Un livre dont le titre est une (excellente) chanson de Bob Dylan accrochera forcément les fans du vieux barde prix Nobel de littérature... Largement autobiographique, le roman de Peter Kaldheim nous narre sa traversée sans le sou et au petit bonheur la chance des Etats-Unis. 8 000 km et vingt États sont ainsi parcourus par le narrateur, qui a pris la tangente et quitté New York pour rejoindre la côte ouest dans une forme de remake assumé et un peu bringuebalant du chef d'oeuvre de Kerouac, Sur la route. Notre anti-héros pourtant diplômé d'une prestigieuse université a peu à peu sombré, perdu son boulot, son domicile, sa copine, dans cet ordre ou dans un autre, pour finir dealer de coke New-yorkais complètement accro à sa propre marchandise. En pleine tempête de l'hiver 1987, Peter n'a d'autre choix que de prendre la route après avoir dilapidé les recettes du stock de cocaïne acheté à crédit auprès d'un vrai dur, une forme d'acte manqué qui le conduit à une rupture aussi radicale que salvatrice.
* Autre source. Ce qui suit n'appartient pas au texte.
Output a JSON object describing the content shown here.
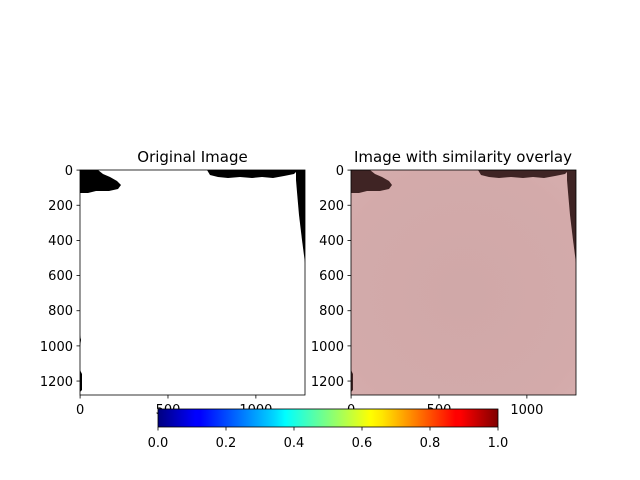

Débute alors une longue errance en stop et parfois en train de marchandise, transport très prisé par Kerouac et ses compagnons dans les années cinquante ; Peter va à la fois toucher le fond de la misère et trouver une forme de rédemption, à l'instar des clochards célestes dont il suit la trace avec trois décennies de retard. le narrateur découvre les bas fonds de l'Amérique, une vie d'errance aux lendemains incertains, où la survie dépend des repas, habits et couchages offerts par diverses associations d'assistance aux plus démunis. Errant dans un univers de va-nus pieds aussi paumés qu'attachants, il lutte contre les intempéries, la faim, les ampoules aux pieds, les flics en maraude, la perte de ses papiers d'identité, le manque de tout sans jamais se départir d'une étonnante confiance dans son avenir, dans cette idée qu'il existe une lumière au fond du tunnel. C'est cette route chaotique qu'Idiot Wind nous invite à suivre, une route souvent aussi traître que le vent idiot qui souffle dans la chanson, une route peuplée des anges vagabonds qui hantent les ballades hallucinées de l'icône des sixties, de tous ceux qui ont lâché la rampe et continuent à survire, à sourire aussi... Cette route qui traverse les États Unis d'Est en Ouest est évidemment celle de Jack Kerouac dont l'ombre tutélaire plane comme un aigle des rocheuses sur les déambulations chaotiques de Peter.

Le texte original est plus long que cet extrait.